Segundo ela, além de ajudar a dar mais clareza ao quadro geral de como estamos administrando os recursos finitos de nosso planeta – o que já não é pouca coisa –, o importante é o processo. “Para fazer um relatório de sustentabilidade corretamente, as empresas precisam se conectar com as partes interessadas”, explica.
Já a Bolsa Verde do Rio de Janeiro (BVRio) adota uma abordagem mais prática. Procura colocar a força dos mercados a serviço do cumprimento da legislação ambiental, convertendo obrigações legais em oportunidades de negócios. “A partir do momento que se crie um incentivo financeiro, os diversos atores vão se mobilizar para cumprir as legislações, ou mesmo ir além delas”, avalia Pedro Moura Costa, presidente da BVRio.
Ele recorda que, na época de seu lançamento, o Mecanismo de Desenvolvimento Limpo (MDL) [5] do Protocolo de Kyoto “levou à criação de mais de 7 mil projetos pelo mundo afora”. No entanto, destaca que a falta de demanda por créditos foi fatal para a maioria desses projetos. “É importante que tais incentivos sejam significativos e aplicados de forma consistente”, ressalta Moura Costa.

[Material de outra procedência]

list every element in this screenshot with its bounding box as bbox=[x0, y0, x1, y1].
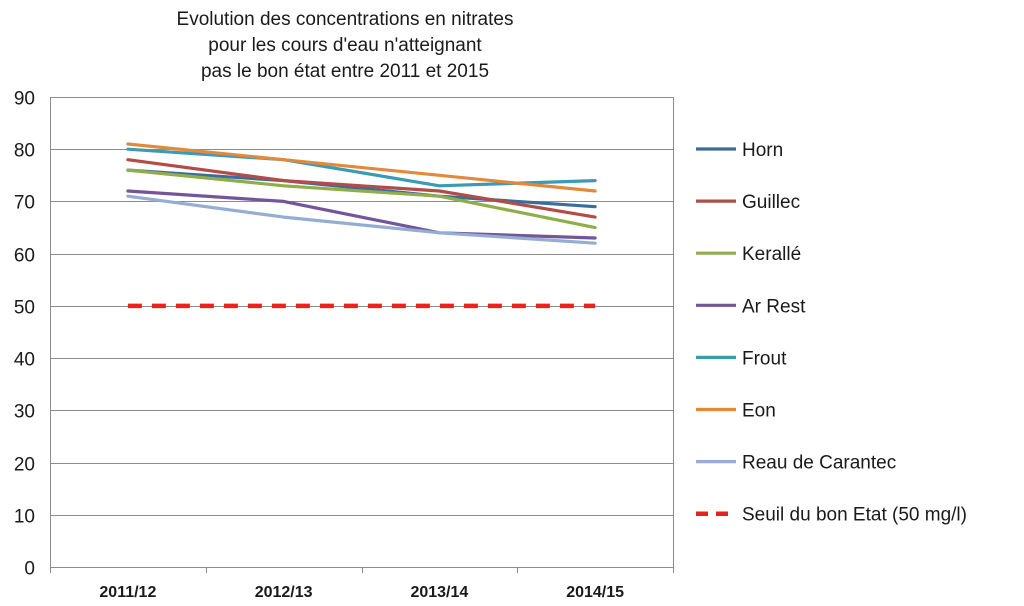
series-line bbox=[126, 168, 597, 230]
legend-label: Frout bbox=[742, 348, 787, 369]
y-tick-label: 70 bbox=[14, 193, 35, 214]
y-tick-label: 30 bbox=[14, 402, 35, 423]
series-line bbox=[126, 189, 597, 240]
y-axis-ticks: 0 10 20 30 40 50 60 70 80 90 bbox=[14, 89, 35, 580]
chart-title-line-2: pour les cours d'eau n'atteignant bbox=[208, 35, 482, 56]
y-tick-label: 50 bbox=[14, 298, 35, 319]
legend-label: Kerallé bbox=[742, 244, 801, 265]
series-line bbox=[126, 142, 597, 193]
series-line bbox=[126, 168, 597, 209]
series-lines bbox=[126, 142, 597, 309]
x-tick-label: 2011/12 bbox=[99, 584, 156, 601]
axes bbox=[50, 97, 674, 573]
y-tick-label: 20 bbox=[14, 455, 35, 476]
y-tick-label: 40 bbox=[14, 350, 35, 371]
legend-label: Seuil du bon Etat (50 mg/l) bbox=[742, 505, 967, 526]
legend-label: Guillec bbox=[742, 192, 800, 213]
legend-label: Ar Rest bbox=[742, 296, 806, 317]
series-line bbox=[126, 194, 597, 245]
chart-title: Evolution des concentrations en nitrates… bbox=[177, 9, 514, 82]
x-axis-ticks: 2011/12 2012/13 2013/14 2014/15 bbox=[99, 584, 624, 601]
y-tick-label: 80 bbox=[14, 141, 35, 162]
chart-title-line-1: Evolution des concentrations en nitrates bbox=[177, 9, 514, 30]
y-tick-label: 0 bbox=[24, 559, 35, 580]
chart-title-line-3: pas le bon état entre 2011 et 2015 bbox=[201, 61, 489, 82]
series-line bbox=[126, 158, 597, 219]
legend-label: Reau de Carantec bbox=[742, 453, 896, 474]
y-tick-label: 10 bbox=[14, 507, 35, 528]
x-tick-label: 2014/15 bbox=[566, 584, 624, 601]
y-tick-label: 90 bbox=[14, 89, 35, 110]
x-tick-label: 2012/13 bbox=[255, 584, 313, 601]
legend: Horn Guillec Kerallé Ar Rest Frout Eon Reau de… bbox=[696, 140, 967, 526]
legend-label: Eon bbox=[742, 401, 776, 422]
legend-label: Horn bbox=[742, 140, 783, 161]
y-tick-label: 60 bbox=[14, 246, 35, 267]
x-tick-label: 2013/14 bbox=[410, 584, 468, 601]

[5] O MDL permite que projetos para a redução nas emissões de CO2 em países que não tenham metas obrigatórias gerem créditos que podem ser vendidos para países com metas
a cumprir
CADEIA DE TRANSMISSÃO
O que todas essas iniciativas parecem ter em comum é que, de alguma forma, operam como uma cadeia de transmissão de pressões para diferentes pontos do sistema. Nesse sentido, Fabíola Zerbini lembra que, desde fevereiro, a fabricante de embalagens Tetra Pak só utiliza matérias-primas de fontes certificadas. Só isso já representa uma cadeia de 11 bilhões de euros. “Tem dois caminhos [que levam as empresas a se enquadrar]. Ou é por opção, porque a empresa acredita no processo, ou por pressão do mercado. Eu tenho meu lado esperançoso e acho que esse é um caminho sem volta”, completa.